Drug combo slows heart decline in muscular dystrophy
A team led by an Indian-origin scientist has found that early use of heart failure drugs slows the progressive decline in heart function before symptoms are apparent in boys and young men suffering from muscular dystrophy.
Washington: A team led by an Indian-origin scientist has found that early use of heart failure drugs slows the progressive decline in heart function before symptoms are apparent in boys and young men suffering from muscular dystrophy.
Duchenne muscular dystrophy (DMD) is a genetic disorder in which the body lacks dystrophin, a protein that helps keep muscle cells intact.
It causes muscles to rapidly degenerate and weaken.

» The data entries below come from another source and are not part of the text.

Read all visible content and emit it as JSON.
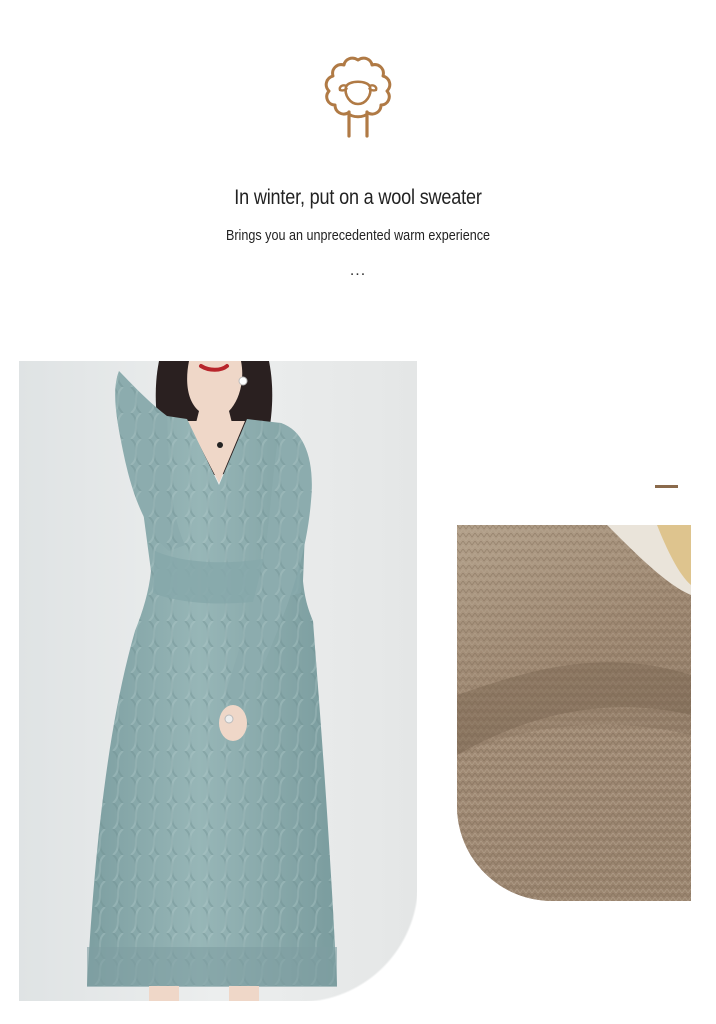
{
  "headline": "In winter, put on a wool sweater",
  "subline": "Brings you an unprecedented warm experience",
  "dots": "...",
  "icons": {
    "logo": "sheep-icon"
  },
  "images": {
    "main": "woman-in-light-blue-cable-knit-sweater-dress",
    "detail": "close-up-of-beige-knit-fabric"
  },
  "colors": {
    "accent": "#8a6a4c",
    "logo": "#b07a45",
    "dress": "#8fb0b1",
    "fabric": "#a38e77"
  }
}
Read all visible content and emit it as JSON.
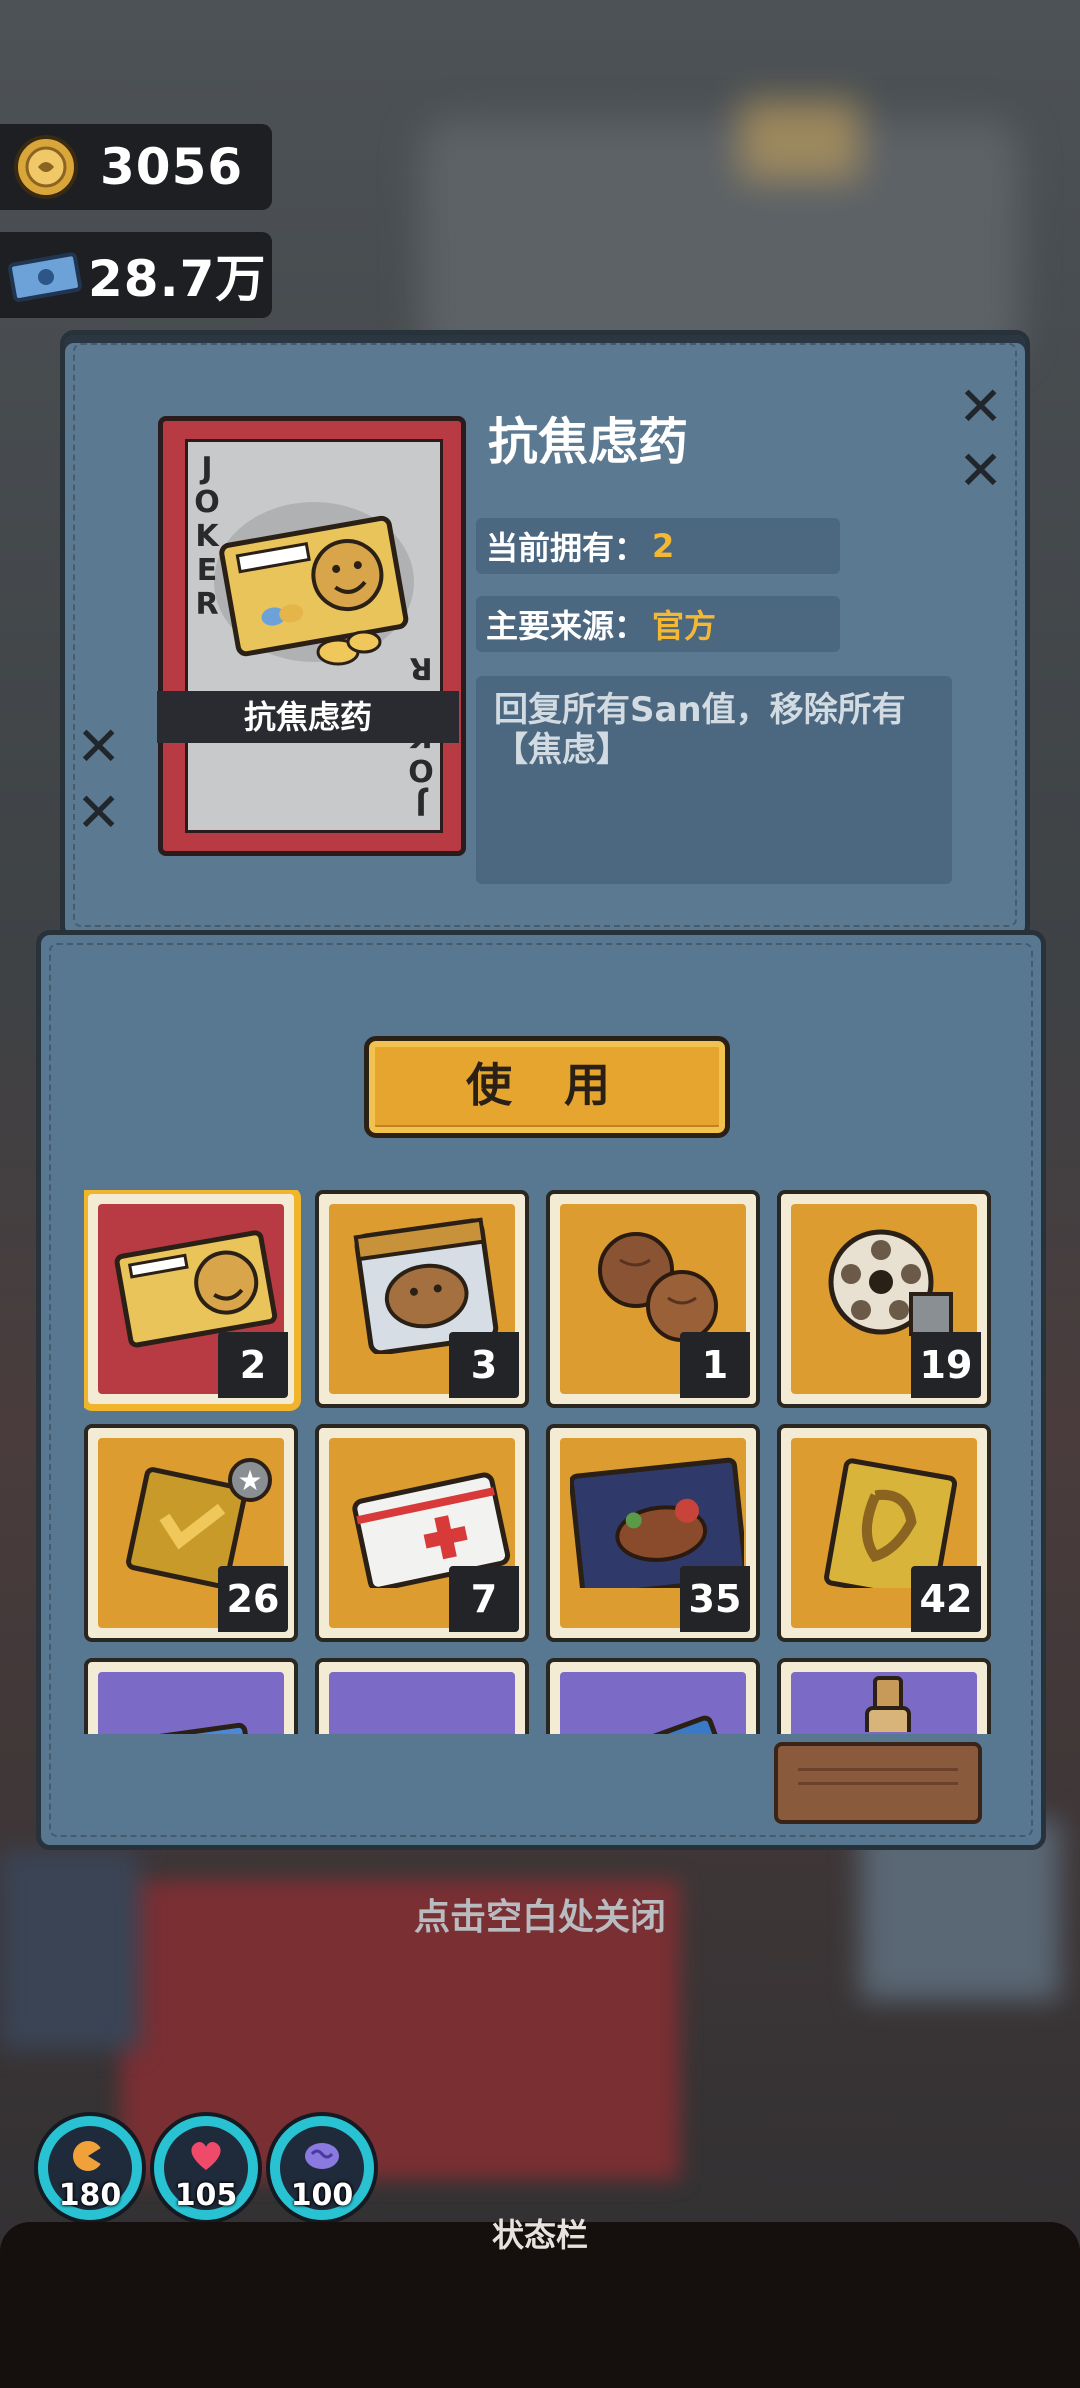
{
  "currency": {
    "coins": "3056",
    "cash": "28.7万"
  },
  "item": {
    "name": "抗焦虑药",
    "card_label": "抗焦虑药",
    "card_corner": "JOKER",
    "owned_label": "当前拥有：",
    "owned_value": "2",
    "source_label": "主要来源：",
    "source_value": "官方",
    "description": "回复所有San值，移除所有【焦虑】"
  },
  "use_button": "使 用",
  "inventory": [
    {
      "icon": "id-card-pill-icon",
      "count": "2",
      "bg": "#b83a43",
      "selected": true
    },
    {
      "icon": "capybara-snack-bag-icon",
      "count": "3",
      "bg": "#dc9c2f"
    },
    {
      "icon": "walnut-icon",
      "count": "1",
      "bg": "#dc9c2f"
    },
    {
      "icon": "film-reel-icon",
      "count": "19",
      "bg": "#dc9c2f"
    },
    {
      "icon": "badge-plaque-icon",
      "count": "26",
      "bg": "#dc9c2f"
    },
    {
      "icon": "medical-card-icon",
      "count": "7",
      "bg": "#dc9c2f"
    },
    {
      "icon": "steak-meal-icon",
      "count": "35",
      "bg": "#dc9c2f"
    },
    {
      "icon": "gold-ribbon-card-icon",
      "count": "42",
      "bg": "#dc9c2f"
    },
    {
      "icon": "blue-ticket-icon",
      "count": "",
      "bg": "#7b6ac6"
    },
    {
      "icon": "blue-item-icon",
      "count": "",
      "bg": "#7b6ac6"
    },
    {
      "icon": "blue-card-icon",
      "count": "",
      "bg": "#7b6ac6"
    },
    {
      "icon": "bottle-icon",
      "count": "",
      "bg": "#7b6ac6"
    }
  ],
  "hint": "点击空白处关闭",
  "status_bar": {
    "label": "状态栏",
    "hunger": "180",
    "health": "105",
    "sanity": "100"
  },
  "colors": {
    "accent": "#f5b833",
    "panel": "#587790",
    "rare_bg": "#b83a43",
    "common_bg": "#dc9c2f",
    "epic_bg": "#7b6ac6",
    "stat_ring": "#29c2d3"
  }
}
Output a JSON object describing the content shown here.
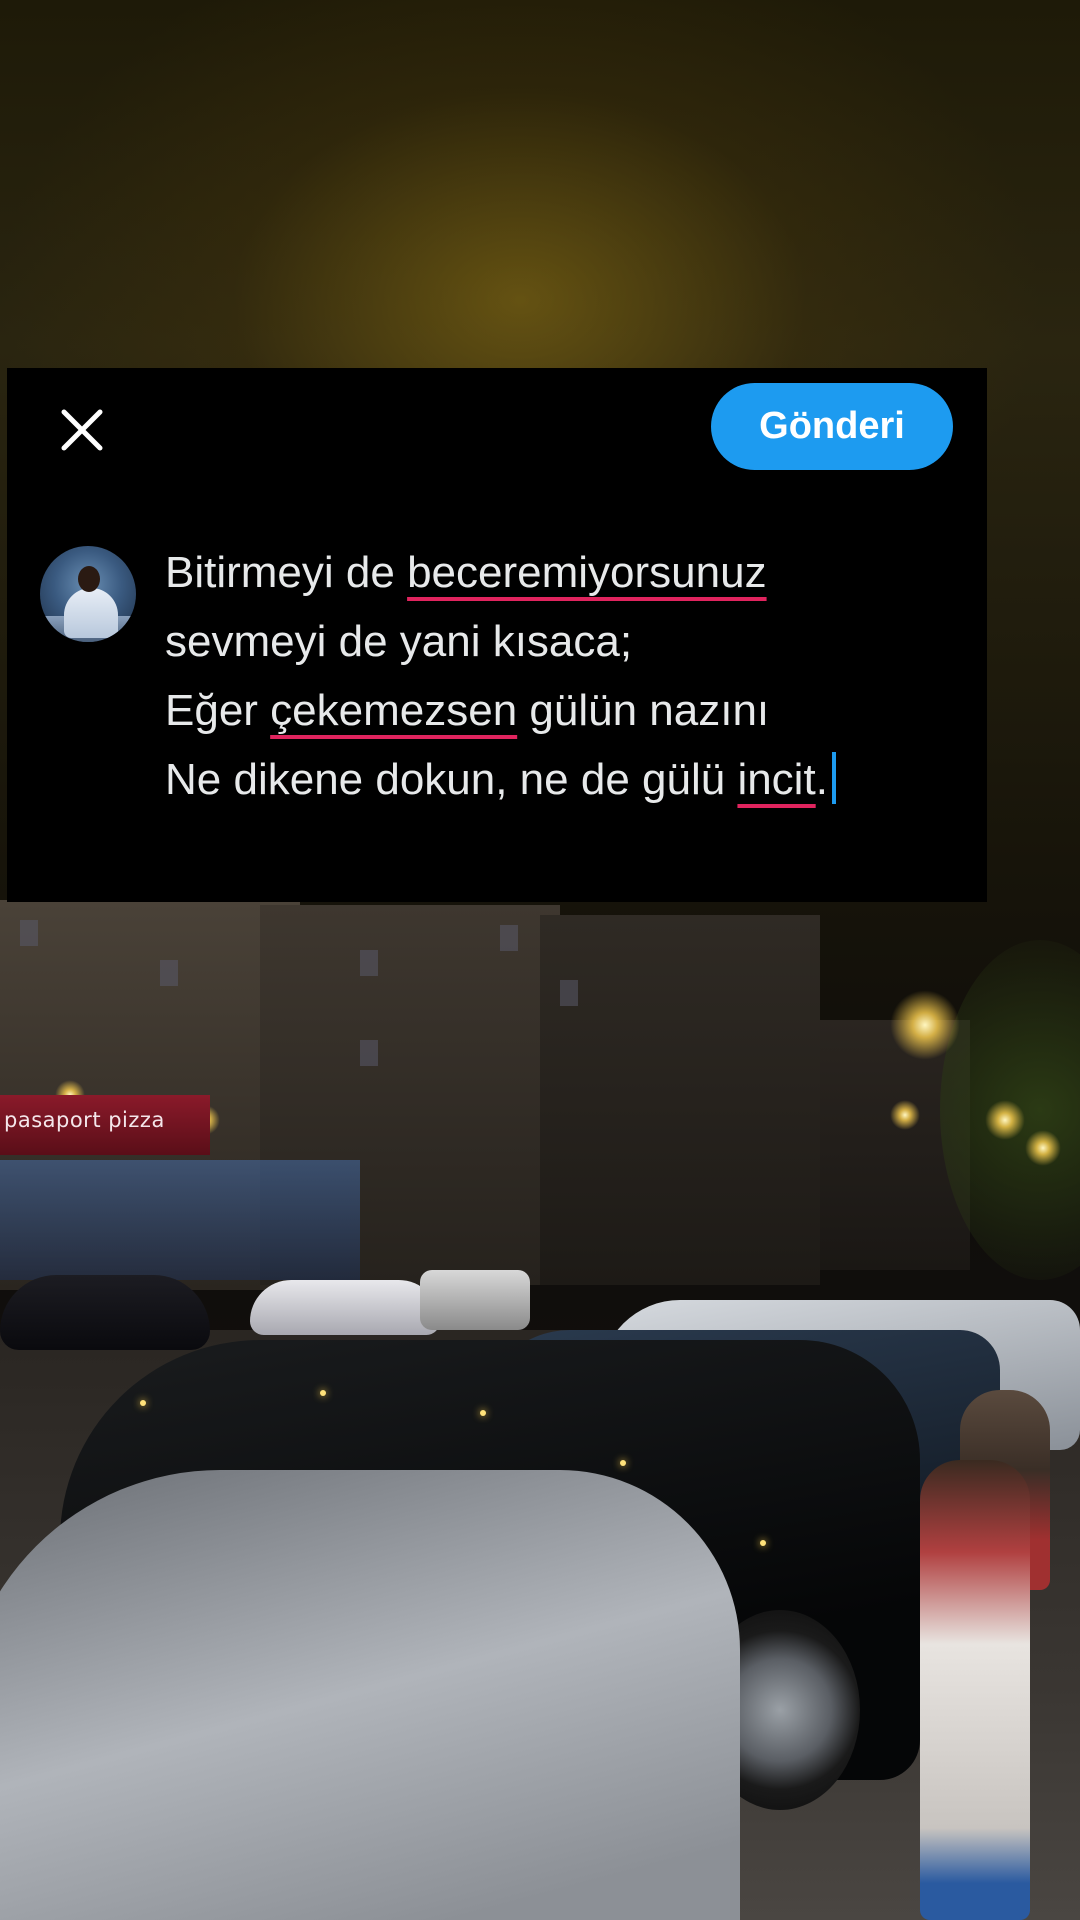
{
  "background": {
    "shop_sign": "pasaport pizza"
  },
  "header": {
    "close_icon": "close-icon",
    "post_button_label": "Gönderi"
  },
  "composer": {
    "avatar": "avatar",
    "lines": [
      [
        {
          "text": "Bitirmeyi de "
        },
        {
          "text": "beceremiyorsunuz",
          "misspelled": true
        }
      ],
      [
        {
          "text": "sevmeyi de yani kısaca;"
        }
      ],
      [
        {
          "text": "Eğer "
        },
        {
          "text": "çekemezsen",
          "misspelled": true
        },
        {
          "text": " gülün nazını"
        }
      ],
      [
        {
          "text": "Ne dikene dokun, ne de gülü "
        },
        {
          "text": "incit",
          "misspelled": true
        },
        {
          "text": "."
        }
      ]
    ]
  },
  "colors": {
    "accent": "#1d9bf0",
    "spellcheck_underline": "#e0245e",
    "panel_bg": "#000000",
    "text": "#e7e9ea"
  }
}
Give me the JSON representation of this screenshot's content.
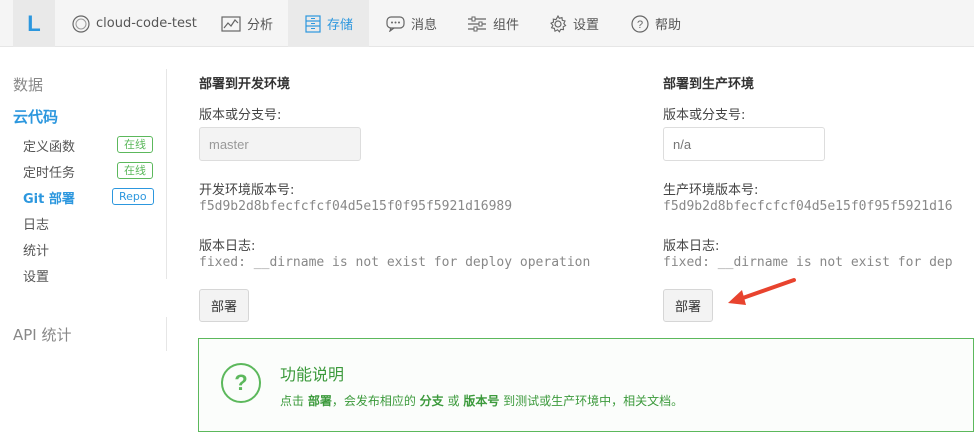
{
  "nav": {
    "logo": "L",
    "project": "cloud-code-test",
    "items": [
      {
        "label": "分析",
        "icon": "chart-icon"
      },
      {
        "label": "存储",
        "icon": "storage-icon"
      },
      {
        "label": "消息",
        "icon": "message-icon"
      },
      {
        "label": "组件",
        "icon": "components-icon"
      },
      {
        "label": "设置",
        "icon": "gear-icon"
      },
      {
        "label": "帮助",
        "icon": "help-icon"
      }
    ],
    "active": "存储"
  },
  "sidebar": {
    "data_heading": "数据",
    "cloud_heading": "云代码",
    "items": [
      {
        "label": "定义函数",
        "badge": "在线"
      },
      {
        "label": "定时任务",
        "badge": "在线"
      },
      {
        "label": "Git 部署",
        "badge": "Repo"
      },
      {
        "label": "日志"
      },
      {
        "label": "统计"
      },
      {
        "label": "设置"
      }
    ],
    "api_heading": "API 统计"
  },
  "dev": {
    "title": "部署到开发环境",
    "version_label": "版本或分支号:",
    "version_value": "master",
    "env_version_label": "开发环境版本号:",
    "env_version": "f5d9b2d8bfecfcfcf04d5e15f0f95f5921d16989",
    "log_label": "版本日志:",
    "log": "fixed: __dirname is not exist for deploy operation",
    "deploy": "部署"
  },
  "prod": {
    "title": "部署到生产环境",
    "version_label": "版本或分支号:",
    "version_placeholder": "n/a",
    "env_version_label": "生产环境版本号:",
    "env_version": "f5d9b2d8bfecfcfcf04d5e15f0f95f5921d16",
    "log_label": "版本日志:",
    "log": "fixed: __dirname is not exist for dep",
    "deploy": "部署"
  },
  "info": {
    "title": "功能说明",
    "p1": "点击 ",
    "b1": "部署",
    "p2": "，会发布相应的 ",
    "b2": "分支",
    "p3": " 或 ",
    "b3": "版本号",
    "p4": " 到测试或生产环境中，相关文档。"
  },
  "colors": {
    "accent": "#2c97de",
    "success": "#5cb85c",
    "arrow": "#e8432e"
  }
}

DMD predominantly affects males.
A majority of patients develop heart or respiratory failure, surviving into their 20s or early 30s.
Subha Raman, a cardiologist and professor at the Ohio State University's Wexner Medical Center, led a team in a clinical trial that tested the combination of eplerenone and either an ACE inhibitor or an angiotensin receptor blocker (ARB) to decrease the progression of heart muscle disease - a leading cause of death in boys and young men with DMD.
“We believe this research offers evidence that supports the early use of these readily available medications,” said Raman.
Raman and her team based this trial on their earlier lab findings that showed this combination of medicines reduced muscle damage and preserved function in an animal model of DMD.
In this trial, researchers enrolled 42 boys with DMD who also showed evidence of early heart muscle damage by cardiac magnetic resonance imaging.
In the double-blind study, the boys were randomized to receive one pill of either 25 mg of eplerenone or placebo daily for one year.
All subjects received background therapy with either an ACE inhibitor or ARB as prescribed by their physician.
Raman noted that the results indicated at least six months of therapy was needed to realise benefit.
“Slowing the progression of heart disease should translate into improved quality of life for affected individuals and their families,” Raman noted.
The study was published in the journal The Lancet Neurology.